StormCast CONUS Regression Model (Full Domain)
Description
StormCast CONUS is a regression UNet model for high-resolution (3km) weather prediction over the full Continental United States (CONUS) domain. It is trained as the first stage of the StormCast regression-diffusion framework, which autoregressively predicts 99 state variables at km scale using a 1-hour time step, with dense vertical resolution in the atmospheric boundary layer.
This model extends the original StormCast V1 to the full CONUS domain (1056 x 1792 grid) rather than the smaller central US bounding box (512 x 640) used in the original paper.
This checkpoint contains the regression model only. The full StormCast pipeline additionally uses an EDM diffusion model to add fine-grained stochastic structure (storm cells, precipitation bands).
For training recipes see NVIDIA PhysicsNeMo, for inference see NVIDIA Earth2Studio.
This model is for research and development only.
License/Terms of Use
This model is distributed under the Apache 2.0 license.
Reference(s)
Kilometer-Scale Convection Allowing Model Emulation using Generative Diffusion Modeling
Model Architecture
Architecture Type: StormCast uses a UNet architecture in a regression-diffusion generative model framework.
Network Architecture: UNet
| Parameter | Value |
|---|---|
| Model channels | 64 |
| Channel multiplier | [1, 2, 4, 4] |
| Blocks per level | 2 |
| Gradient checkpointing | Level 2 |
| Spatial positional embedding | Yes |
| Precision | BF16 (AMP) |
Checkpoints
| Checkpoint | Training Data | Steps | Train Loss | Val Loss | Description |
|---|---|---|---|---|---|
StormCastUNet.0.16000.mdlus |
2023 HRRR+ERA5 (Jan 1-11) | 16,000 | 0.0143 | 0.0125 | Initial v0 training |
StormCastUNet.0.32000.mdlus |
2025 HRRR+GFS (full year) | 32,000 | 0.0128 | 0.0104 | Fine-tuned on 2025 data |
The recommended checkpoint is StormCastUNet.0.32000.mdlus (fine-tuned on full year 2025).
Input
Input Type(s):
- Tensor (127 channels: 99 state variables + 26 conditioning variables + 2 invariants)
- DateTime (NumPy Array)
Input Format(s): PyTorch Tensor / NumPy array
Input Parameters:
- Four Dimensional (4D) (batch, variable, latitude, longitude)
- Input DateTime (1D)
Other Properties Related to Input:
- Input grid: HRRR Lambert Conformal projection, full CONUS domain (1056 x 1792 at 3km)
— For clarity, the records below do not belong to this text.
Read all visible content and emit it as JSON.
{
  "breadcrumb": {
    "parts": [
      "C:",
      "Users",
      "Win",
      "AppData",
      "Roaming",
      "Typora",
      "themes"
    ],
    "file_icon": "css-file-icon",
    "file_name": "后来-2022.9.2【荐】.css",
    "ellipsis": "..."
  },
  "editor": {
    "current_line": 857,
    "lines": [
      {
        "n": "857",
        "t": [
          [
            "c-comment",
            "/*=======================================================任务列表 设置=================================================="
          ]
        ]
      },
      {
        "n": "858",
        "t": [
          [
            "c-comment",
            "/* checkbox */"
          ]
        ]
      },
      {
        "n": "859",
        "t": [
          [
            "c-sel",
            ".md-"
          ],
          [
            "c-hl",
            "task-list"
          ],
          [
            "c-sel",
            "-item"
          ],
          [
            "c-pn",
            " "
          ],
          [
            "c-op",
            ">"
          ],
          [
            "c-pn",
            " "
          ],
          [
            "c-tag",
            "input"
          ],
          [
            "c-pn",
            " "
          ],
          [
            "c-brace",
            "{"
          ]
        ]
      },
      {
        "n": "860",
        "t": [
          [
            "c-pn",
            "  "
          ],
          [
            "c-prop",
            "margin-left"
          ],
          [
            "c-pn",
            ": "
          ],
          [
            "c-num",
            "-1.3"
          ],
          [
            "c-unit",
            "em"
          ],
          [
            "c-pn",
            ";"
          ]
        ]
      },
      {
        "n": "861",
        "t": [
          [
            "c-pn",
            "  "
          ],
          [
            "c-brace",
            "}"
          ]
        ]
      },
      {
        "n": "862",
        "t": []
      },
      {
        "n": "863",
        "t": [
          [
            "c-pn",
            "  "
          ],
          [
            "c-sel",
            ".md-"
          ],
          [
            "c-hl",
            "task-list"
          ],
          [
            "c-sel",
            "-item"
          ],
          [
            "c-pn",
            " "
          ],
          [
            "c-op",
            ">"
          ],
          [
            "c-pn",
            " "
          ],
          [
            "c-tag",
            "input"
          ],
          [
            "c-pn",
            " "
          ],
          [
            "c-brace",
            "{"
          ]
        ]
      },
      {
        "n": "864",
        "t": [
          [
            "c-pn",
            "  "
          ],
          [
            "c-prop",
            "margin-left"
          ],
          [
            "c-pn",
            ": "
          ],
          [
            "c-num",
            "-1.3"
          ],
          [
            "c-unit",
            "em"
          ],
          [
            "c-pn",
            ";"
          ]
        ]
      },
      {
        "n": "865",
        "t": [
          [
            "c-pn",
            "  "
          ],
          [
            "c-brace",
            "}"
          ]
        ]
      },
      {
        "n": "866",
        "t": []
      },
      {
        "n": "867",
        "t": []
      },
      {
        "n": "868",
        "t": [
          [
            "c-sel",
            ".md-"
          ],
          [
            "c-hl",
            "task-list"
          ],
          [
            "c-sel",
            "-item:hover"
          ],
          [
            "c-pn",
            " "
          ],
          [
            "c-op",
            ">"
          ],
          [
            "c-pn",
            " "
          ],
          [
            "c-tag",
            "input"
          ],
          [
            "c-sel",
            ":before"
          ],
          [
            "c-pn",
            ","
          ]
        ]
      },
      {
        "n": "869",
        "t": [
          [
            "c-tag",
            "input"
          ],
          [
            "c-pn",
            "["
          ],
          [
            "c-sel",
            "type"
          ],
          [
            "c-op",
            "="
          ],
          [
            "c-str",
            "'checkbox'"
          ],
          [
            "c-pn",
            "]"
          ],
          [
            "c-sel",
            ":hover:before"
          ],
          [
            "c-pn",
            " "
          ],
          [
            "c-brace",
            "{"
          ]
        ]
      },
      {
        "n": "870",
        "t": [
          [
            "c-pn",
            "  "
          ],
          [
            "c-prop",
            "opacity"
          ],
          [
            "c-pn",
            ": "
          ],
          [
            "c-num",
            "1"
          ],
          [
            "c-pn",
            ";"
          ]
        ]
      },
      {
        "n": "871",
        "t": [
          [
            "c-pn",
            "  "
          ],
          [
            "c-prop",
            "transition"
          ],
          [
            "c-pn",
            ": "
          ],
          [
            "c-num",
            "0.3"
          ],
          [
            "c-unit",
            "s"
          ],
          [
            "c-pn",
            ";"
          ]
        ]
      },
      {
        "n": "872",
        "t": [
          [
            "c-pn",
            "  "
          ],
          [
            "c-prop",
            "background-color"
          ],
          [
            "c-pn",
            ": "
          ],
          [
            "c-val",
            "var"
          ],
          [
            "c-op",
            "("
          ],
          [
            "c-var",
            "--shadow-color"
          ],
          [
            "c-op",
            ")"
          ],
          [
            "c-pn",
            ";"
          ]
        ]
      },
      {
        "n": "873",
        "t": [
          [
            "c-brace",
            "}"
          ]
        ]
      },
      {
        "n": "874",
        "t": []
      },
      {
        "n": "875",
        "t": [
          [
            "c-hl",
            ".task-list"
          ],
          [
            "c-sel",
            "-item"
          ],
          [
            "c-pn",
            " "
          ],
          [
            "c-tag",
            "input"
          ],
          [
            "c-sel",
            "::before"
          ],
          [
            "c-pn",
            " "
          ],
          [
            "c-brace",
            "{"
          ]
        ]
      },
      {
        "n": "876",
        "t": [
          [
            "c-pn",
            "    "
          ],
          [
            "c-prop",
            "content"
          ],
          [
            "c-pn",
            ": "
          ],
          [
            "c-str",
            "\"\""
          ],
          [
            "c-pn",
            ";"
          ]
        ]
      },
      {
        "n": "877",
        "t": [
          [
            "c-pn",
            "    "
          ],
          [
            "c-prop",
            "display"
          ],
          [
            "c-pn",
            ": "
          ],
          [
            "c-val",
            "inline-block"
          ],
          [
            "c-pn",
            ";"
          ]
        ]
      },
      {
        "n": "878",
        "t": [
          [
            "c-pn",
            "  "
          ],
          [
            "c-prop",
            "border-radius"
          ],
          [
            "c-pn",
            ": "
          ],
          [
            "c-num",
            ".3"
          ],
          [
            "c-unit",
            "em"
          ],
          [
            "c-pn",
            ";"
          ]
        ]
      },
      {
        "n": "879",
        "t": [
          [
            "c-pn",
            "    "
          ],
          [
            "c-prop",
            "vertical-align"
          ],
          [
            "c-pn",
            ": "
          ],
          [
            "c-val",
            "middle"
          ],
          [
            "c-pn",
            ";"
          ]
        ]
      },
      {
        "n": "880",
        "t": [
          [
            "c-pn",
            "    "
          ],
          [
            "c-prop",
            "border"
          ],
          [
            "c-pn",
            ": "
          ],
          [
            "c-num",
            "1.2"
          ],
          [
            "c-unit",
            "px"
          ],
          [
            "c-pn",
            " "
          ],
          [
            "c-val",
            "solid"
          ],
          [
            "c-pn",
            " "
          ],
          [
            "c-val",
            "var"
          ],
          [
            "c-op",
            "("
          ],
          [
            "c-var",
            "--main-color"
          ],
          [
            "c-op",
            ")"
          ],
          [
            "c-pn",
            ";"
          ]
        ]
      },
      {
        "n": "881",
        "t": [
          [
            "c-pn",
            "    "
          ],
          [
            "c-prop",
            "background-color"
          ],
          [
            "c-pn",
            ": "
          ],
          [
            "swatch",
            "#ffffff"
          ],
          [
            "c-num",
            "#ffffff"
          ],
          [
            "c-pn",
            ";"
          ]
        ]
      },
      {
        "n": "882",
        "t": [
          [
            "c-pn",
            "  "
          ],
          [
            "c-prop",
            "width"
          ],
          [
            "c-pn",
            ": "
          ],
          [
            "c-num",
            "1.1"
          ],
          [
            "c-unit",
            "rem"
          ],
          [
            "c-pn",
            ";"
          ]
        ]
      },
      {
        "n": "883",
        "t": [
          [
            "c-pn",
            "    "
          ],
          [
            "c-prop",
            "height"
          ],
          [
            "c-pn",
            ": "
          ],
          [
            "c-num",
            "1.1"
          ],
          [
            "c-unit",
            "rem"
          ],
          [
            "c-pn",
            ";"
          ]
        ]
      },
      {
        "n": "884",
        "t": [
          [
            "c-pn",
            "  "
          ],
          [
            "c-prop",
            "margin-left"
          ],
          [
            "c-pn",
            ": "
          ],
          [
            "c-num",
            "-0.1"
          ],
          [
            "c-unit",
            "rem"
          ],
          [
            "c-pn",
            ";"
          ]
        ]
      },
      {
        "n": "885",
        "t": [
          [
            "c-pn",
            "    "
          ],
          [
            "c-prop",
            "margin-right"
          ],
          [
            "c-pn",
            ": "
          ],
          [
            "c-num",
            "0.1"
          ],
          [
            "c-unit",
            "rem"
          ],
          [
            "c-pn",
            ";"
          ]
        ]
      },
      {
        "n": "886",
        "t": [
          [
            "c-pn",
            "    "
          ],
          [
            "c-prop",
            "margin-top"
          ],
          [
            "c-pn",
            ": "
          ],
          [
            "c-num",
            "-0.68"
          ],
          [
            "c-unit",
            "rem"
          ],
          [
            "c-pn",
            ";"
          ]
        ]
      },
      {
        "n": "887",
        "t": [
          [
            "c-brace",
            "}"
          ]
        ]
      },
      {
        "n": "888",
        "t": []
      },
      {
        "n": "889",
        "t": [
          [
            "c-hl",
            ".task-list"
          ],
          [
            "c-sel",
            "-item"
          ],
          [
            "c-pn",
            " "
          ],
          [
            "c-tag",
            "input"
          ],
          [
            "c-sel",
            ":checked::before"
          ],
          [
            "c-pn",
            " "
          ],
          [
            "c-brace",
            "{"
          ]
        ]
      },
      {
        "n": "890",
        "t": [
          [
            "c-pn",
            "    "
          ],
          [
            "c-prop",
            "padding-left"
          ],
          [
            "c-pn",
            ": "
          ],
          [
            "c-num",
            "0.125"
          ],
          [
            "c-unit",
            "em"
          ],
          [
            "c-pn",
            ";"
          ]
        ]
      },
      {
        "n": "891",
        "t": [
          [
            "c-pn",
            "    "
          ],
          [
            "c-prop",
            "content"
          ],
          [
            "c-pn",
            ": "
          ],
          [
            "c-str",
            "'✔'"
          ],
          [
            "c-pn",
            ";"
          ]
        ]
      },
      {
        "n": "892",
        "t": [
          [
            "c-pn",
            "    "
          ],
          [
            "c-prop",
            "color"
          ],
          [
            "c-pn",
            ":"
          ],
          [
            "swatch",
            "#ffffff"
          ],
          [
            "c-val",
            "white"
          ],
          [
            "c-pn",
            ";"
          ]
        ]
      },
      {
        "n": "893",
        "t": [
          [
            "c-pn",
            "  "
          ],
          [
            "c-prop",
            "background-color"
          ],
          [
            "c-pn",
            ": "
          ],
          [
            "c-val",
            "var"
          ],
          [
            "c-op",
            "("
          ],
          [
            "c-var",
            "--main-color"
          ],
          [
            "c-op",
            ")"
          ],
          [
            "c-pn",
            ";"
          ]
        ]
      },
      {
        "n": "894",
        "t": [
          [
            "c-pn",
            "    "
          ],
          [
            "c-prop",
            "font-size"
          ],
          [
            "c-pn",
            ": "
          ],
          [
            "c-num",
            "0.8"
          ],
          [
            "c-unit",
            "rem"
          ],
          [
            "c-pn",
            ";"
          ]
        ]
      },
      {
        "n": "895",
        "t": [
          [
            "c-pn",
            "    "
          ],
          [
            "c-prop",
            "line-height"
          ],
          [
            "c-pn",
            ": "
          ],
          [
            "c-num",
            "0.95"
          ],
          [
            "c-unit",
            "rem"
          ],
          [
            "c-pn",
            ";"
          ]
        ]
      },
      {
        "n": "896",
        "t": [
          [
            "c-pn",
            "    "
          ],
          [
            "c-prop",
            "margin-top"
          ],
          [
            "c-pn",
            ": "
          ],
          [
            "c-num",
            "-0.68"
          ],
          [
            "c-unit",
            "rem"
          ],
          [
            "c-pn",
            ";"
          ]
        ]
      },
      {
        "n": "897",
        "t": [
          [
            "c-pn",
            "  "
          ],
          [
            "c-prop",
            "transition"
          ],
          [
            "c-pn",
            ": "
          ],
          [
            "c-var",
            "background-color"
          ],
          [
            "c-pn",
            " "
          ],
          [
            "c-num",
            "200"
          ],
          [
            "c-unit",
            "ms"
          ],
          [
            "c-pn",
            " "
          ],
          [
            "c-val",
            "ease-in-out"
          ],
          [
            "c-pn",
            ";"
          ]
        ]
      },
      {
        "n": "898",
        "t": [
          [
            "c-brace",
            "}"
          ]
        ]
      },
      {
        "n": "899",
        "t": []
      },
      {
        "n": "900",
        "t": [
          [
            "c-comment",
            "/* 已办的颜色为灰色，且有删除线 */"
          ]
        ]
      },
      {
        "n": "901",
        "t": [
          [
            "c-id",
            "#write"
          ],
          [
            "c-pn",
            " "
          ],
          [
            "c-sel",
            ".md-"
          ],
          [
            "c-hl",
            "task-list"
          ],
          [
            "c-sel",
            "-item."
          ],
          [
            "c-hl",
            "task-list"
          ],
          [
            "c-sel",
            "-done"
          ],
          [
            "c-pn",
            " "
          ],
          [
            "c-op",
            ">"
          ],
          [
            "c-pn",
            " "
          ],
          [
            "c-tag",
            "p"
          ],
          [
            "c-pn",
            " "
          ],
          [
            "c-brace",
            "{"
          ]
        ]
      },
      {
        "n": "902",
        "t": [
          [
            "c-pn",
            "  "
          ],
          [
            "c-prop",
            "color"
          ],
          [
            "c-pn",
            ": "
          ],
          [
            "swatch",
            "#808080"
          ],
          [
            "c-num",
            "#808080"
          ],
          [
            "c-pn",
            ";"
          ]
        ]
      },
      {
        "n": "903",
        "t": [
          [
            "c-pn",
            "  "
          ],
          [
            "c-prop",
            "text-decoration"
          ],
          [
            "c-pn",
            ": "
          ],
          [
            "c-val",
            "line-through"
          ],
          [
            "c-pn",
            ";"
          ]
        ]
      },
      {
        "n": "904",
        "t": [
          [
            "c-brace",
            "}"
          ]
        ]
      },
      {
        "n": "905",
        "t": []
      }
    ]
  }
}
- HRRR grid bounds: lat rows 0-1056, lon cols 0-1792
- Input state weather variables (99):
u10m,v10m,t2m,msl,u1hl,u2hl,u3hl,u4hl,u5hl,u6hl,u7hl,u8hl,u9hl,u10hl,u11hl,u13hl,u15hl,u20hl,u25hl,u30hl,v1hl,v2hl,v3hl,v4hl,v5hl,v6hl,v7hl,v8hl,v9hl,v10hl,v11hl,v13hl,v15hl,v20hl,v25hl,v30hl,t1hl,t2hl,t3hl,t4hl,t5hl,t6hl,t7hl,t8hl,t9hl,t10hl,t11hl,t13hl,t15hl,t20hl,t25hl,t30hl,q1hl,q2hl,q3hl,q4hl,q5hl,q6hl,q7hl,q8hl,q9hl,q10hl,q11hl,q13hl,q15hl,q20hl,q25hl,q30hl,Z1hl,Z2hl,Z3hl,Z4hl,Z5hl,Z6hl,Z7hl,Z8hl,Z9hl,Z10hl,Z11hl,Z13hl,Z15hl,Z20hl,Z25hl,Z30hl,p1hl,p2hl,p3hl,p4hl,p5hl,p6hl,p7hl,p8hl,p9hl,p10hl,p11hl,p13hl,p15hl,p20hl,refc - Conditioning weather variables (26):
u10m,v10m,t2m,tcwv,sp,msl,u1000,u850,u500,u250,v1000,v850,v500,v250,z1000,z850,z500,z250,t1000,t850,t500,t250,q1000,q850,q500,q250 - Invariants (2):
lsm(land-sea mask),orography
For lexicon information, review the HRRR Lexicon at Earth2Studio. Variables marked with hl refer to natural/hybrid model levels.
Output
Output Type(s): Tensor (99 surface and model level variables)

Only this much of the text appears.